A separately deployed Whisper model Chainlet handles speech-to-text transcription.

  • Deployed independently to allow fast iteration on business logic without redeploying the model.
  • Used across different Chains or accessed directly as a standalone model.
  • Supports multiple environments (e.g., dev, prod) using the same instance.

Whisper can also be deployed as a standard Truss model, separate from the Chain.

4. Optimizing Performance

Even for very large files, processing time remains bounded by parallel execution.

Key performance tuning parameters:

  • micro_chunk_size_sec → Balance GPU utilization and inference latency.
  • macro_chunk_size_sec → Adjust chunk size for optimal parallelism.
  • Autoscaling settings → Tune concurrency and replica counts for load balancing.

Example speedup:

{
  "input_duration_sec": 734.26,
  "processing_duration_sec": 82.42,
  "speedup": 8.9
}

5. Deploy & Run the Chain

Deploy WhisperModel first:

truss chains push whisper_chainlet.py

Copy the invocation URL and update WHISPER_URL in transcribe.py.

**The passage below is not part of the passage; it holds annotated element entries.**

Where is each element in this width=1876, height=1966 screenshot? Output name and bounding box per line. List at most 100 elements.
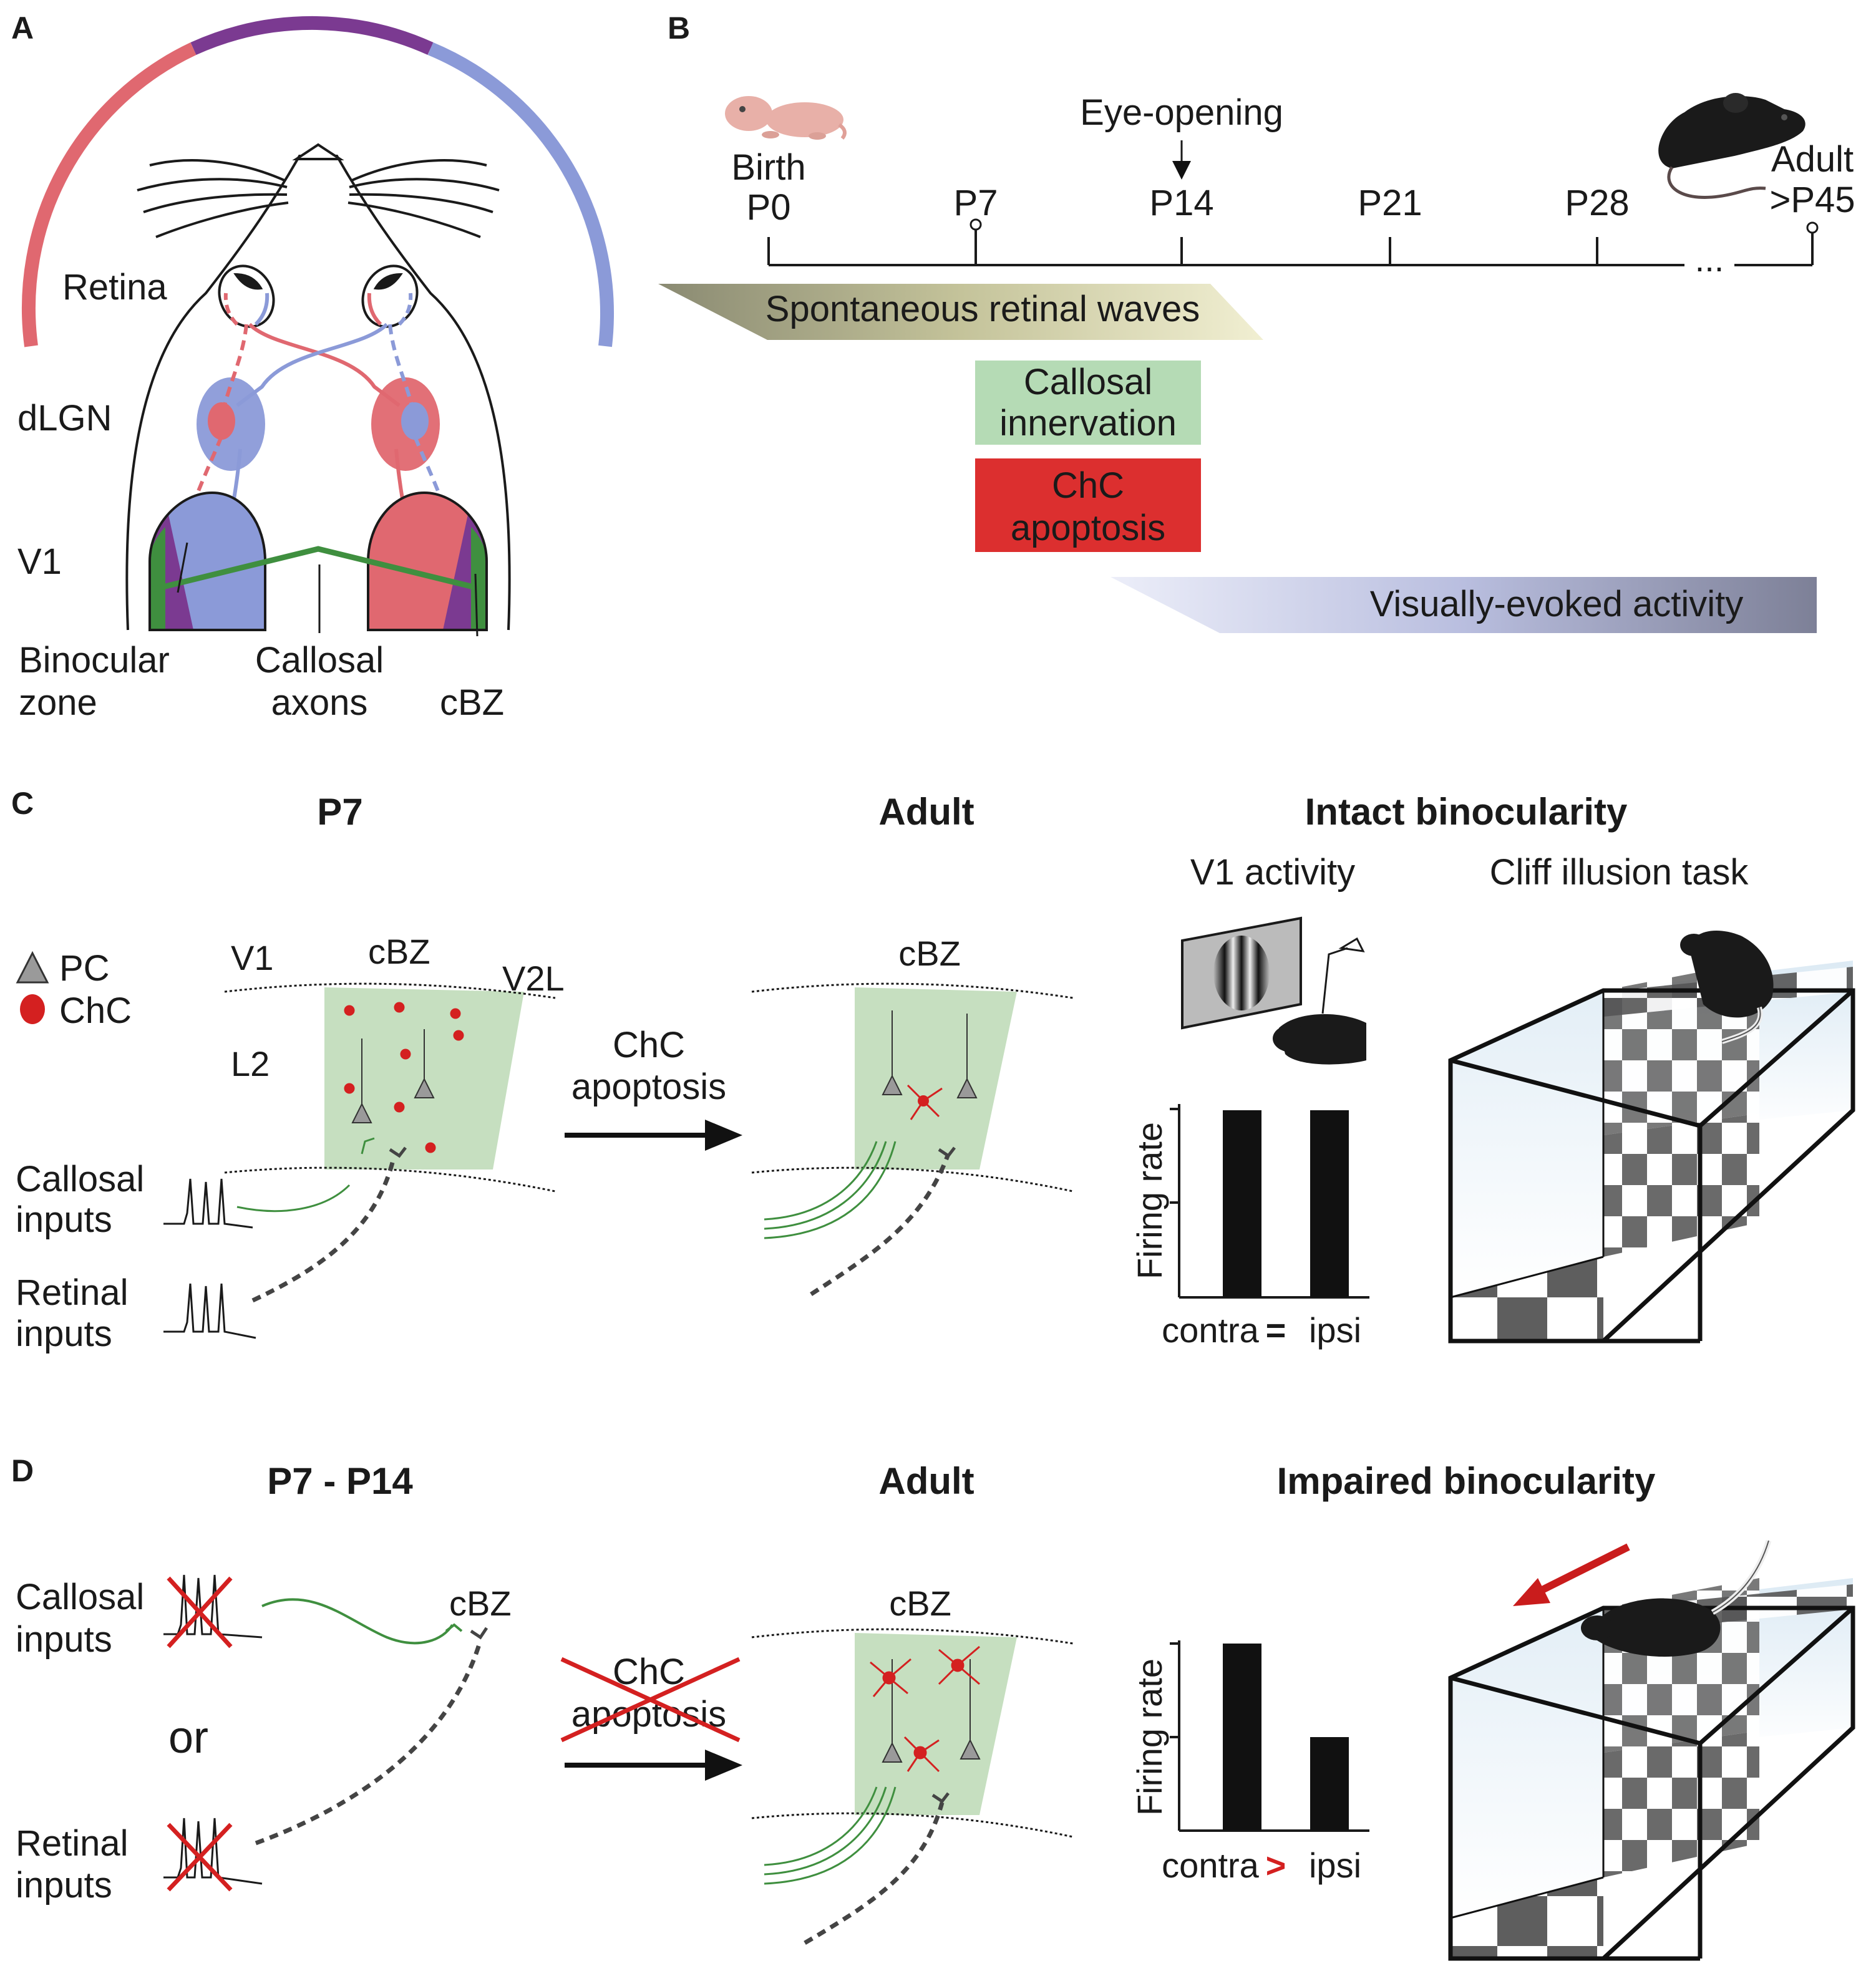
bar-c-ipsi bbox=[1310, 1110, 1349, 1297]
callosal-inputs-d-2: inputs bbox=[16, 1619, 112, 1660]
left-retina-ipsi-arc bbox=[254, 293, 270, 326]
grating-monitor-icon bbox=[1181, 916, 1302, 1030]
xlabel-d-sym: > bbox=[1266, 1846, 1286, 1885]
label-v2l: V2L bbox=[502, 959, 565, 998]
chc-legend-icon bbox=[20, 994, 45, 1024]
panel-letter-c: C bbox=[11, 786, 34, 821]
retinal-inputs-c-2: inputs bbox=[16, 1314, 112, 1354]
callosal-inputs-c-1: Callosal bbox=[16, 1159, 144, 1199]
mouse-on-glass-icon bbox=[1581, 1539, 1772, 1657]
timeline-ticks bbox=[767, 225, 1814, 265]
xlabel-d-contra: contra bbox=[1162, 1846, 1259, 1885]
label-birth: Birth bbox=[731, 147, 805, 188]
cliff-box-d bbox=[1448, 1578, 1855, 1961]
retinal-inputs-c-1: Retinal bbox=[16, 1272, 129, 1313]
mouse-pup-icon bbox=[725, 96, 847, 140]
contra-field-arc bbox=[22, 42, 197, 347]
recording-mouse-icon bbox=[1273, 937, 1366, 1065]
tick-label-p7: P7 bbox=[954, 183, 998, 223]
label-binocular-1: Binocular bbox=[19, 640, 170, 680]
tick-label-p0: P0 bbox=[747, 187, 791, 228]
left-retina-contra-arc bbox=[223, 293, 239, 326]
panel-letter-a: A bbox=[11, 11, 34, 46]
retinal-inputs-d-2: inputs bbox=[16, 1865, 112, 1905]
chc-apoptosis-label-2: apoptosis bbox=[1011, 508, 1165, 548]
retinal-spikes-c bbox=[163, 1283, 256, 1339]
legend-pc: PC bbox=[59, 948, 110, 989]
callosal-axon-c bbox=[236, 1184, 351, 1213]
left-dlgn-ipsi-patch bbox=[208, 402, 235, 440]
label-dlgn: dLGN bbox=[17, 398, 112, 438]
legend-chc: ChC bbox=[59, 990, 132, 1031]
title-p7-p14: P7 - P14 bbox=[267, 1460, 413, 1502]
label-cbz-p7: cBZ bbox=[368, 932, 430, 971]
bar-chart-d bbox=[1170, 1640, 1369, 1832]
subtitle-cliff: Cliff illusion task bbox=[1490, 852, 1749, 893]
mouse-head-icon bbox=[125, 143, 511, 631]
tick-adult-marker bbox=[1806, 221, 1819, 234]
arrow-label-c-2: apoptosis bbox=[571, 1067, 726, 1107]
retinal-waves-label: Spontaneous retinal waves bbox=[765, 289, 1200, 329]
visually-evoked-label: Visually-evoked activity bbox=[1370, 584, 1744, 624]
xlabel-c-ipsi: ipsi bbox=[1309, 1310, 1361, 1350]
label-cbz-adult-c: cBZ bbox=[898, 934, 961, 973]
xlabel-c-sym: = bbox=[1266, 1310, 1286, 1350]
p7-pyramidal-cells bbox=[351, 1029, 435, 1123]
right-retina-contra-arc bbox=[397, 293, 413, 326]
retinal-inputs-d-1: Retinal bbox=[16, 1823, 129, 1864]
mouse-on-platform-icon bbox=[1680, 930, 1774, 1044]
right-retina-ipsi-arc bbox=[367, 293, 382, 326]
panel-letter-d: D bbox=[11, 1453, 34, 1488]
adult-mouse-icon bbox=[1658, 93, 1806, 199]
tick-label-p14: P14 bbox=[1149, 183, 1213, 223]
escape-arrow-shaft bbox=[1527, 1543, 1630, 1600]
ylabel-d: Firing rate bbox=[1130, 1659, 1169, 1816]
panel-d: D P7 - P14 Adult Impaired binocularity C… bbox=[11, 1453, 1855, 1961]
label-l2: L2 bbox=[231, 1044, 270, 1083]
callosal-spikes-c bbox=[163, 1178, 253, 1229]
label-binocular-2: zone bbox=[19, 682, 97, 723]
callosal-innervation-label-2: innervation bbox=[999, 403, 1177, 443]
arrow-label-d-1: ChC bbox=[613, 1652, 685, 1692]
xlabel-d-ipsi: ipsi bbox=[1309, 1846, 1361, 1885]
panel-letter-b: B bbox=[668, 11, 690, 46]
retinal-spikes-d bbox=[163, 1818, 263, 1885]
label-v1-c: V1 bbox=[231, 938, 274, 977]
label-callosal-1: Callosal bbox=[255, 640, 384, 680]
p7-chc-cells bbox=[344, 1002, 464, 1153]
tick-label-p21: P21 bbox=[1358, 183, 1422, 223]
title-intact: Intact binocularity bbox=[1305, 791, 1628, 833]
v1-left bbox=[148, 491, 266, 631]
pc-legend-icon bbox=[16, 951, 49, 984]
retinal-waves-band bbox=[658, 284, 1263, 340]
arrow-d-head bbox=[705, 1750, 742, 1781]
chc-apoptosis-label-1: ChC bbox=[1052, 465, 1124, 506]
label-cbz: cBZ bbox=[440, 682, 504, 723]
label-adult: Adult bbox=[1771, 139, 1854, 180]
tick-label-p28: P28 bbox=[1565, 183, 1629, 223]
panel-b: B ... bbox=[658, 11, 1855, 633]
ipsi-field-arc bbox=[427, 42, 614, 347]
tick-p7-marker bbox=[970, 218, 982, 231]
callosal-inputs-c-2: inputs bbox=[16, 1199, 112, 1240]
crossing-contra-blue bbox=[236, 322, 389, 407]
label-eye-opening: Eye-opening bbox=[1080, 92, 1283, 133]
chc-apoptosis-box bbox=[975, 458, 1201, 552]
v1-right bbox=[367, 491, 488, 631]
callosal-axon-d bbox=[261, 1598, 454, 1645]
retinal-axon-d bbox=[255, 1640, 483, 1846]
crossing-contra-red bbox=[248, 322, 401, 407]
bar-chart-c bbox=[1170, 1104, 1369, 1299]
title-p7: P7 bbox=[317, 791, 362, 833]
title-adult-d: Adult bbox=[878, 1460, 974, 1502]
xlabel-c-contra: contra bbox=[1162, 1310, 1259, 1350]
subtitle-v1-activity: V1 activity bbox=[1190, 852, 1355, 893]
cliff-box-c bbox=[1448, 961, 1855, 1344]
title-impaired: Impaired binocularity bbox=[1277, 1460, 1656, 1502]
title-adult-c: Adult bbox=[878, 791, 974, 833]
label-v1: V1 bbox=[17, 541, 62, 582]
adult-cortex-d bbox=[751, 1628, 1074, 1945]
bar-d-ipsi bbox=[1310, 1737, 1349, 1831]
right-dlgn-ipsi-patch bbox=[401, 402, 429, 440]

Deploy the transcription Chain:

truss chains push transcribe.py

Run transcription on a sample file:

curl -X POST $INVOCATION_URL \
    -H "Authorization: Api-Key $BASETEN_API_KEY" \
    -d '<JSON_INPUT>'

Next Steps

  • Learn more about Chains.
  • Optimize GPU autoscaling for peak efficiency.
  • Extend the pipeline with custom business logic.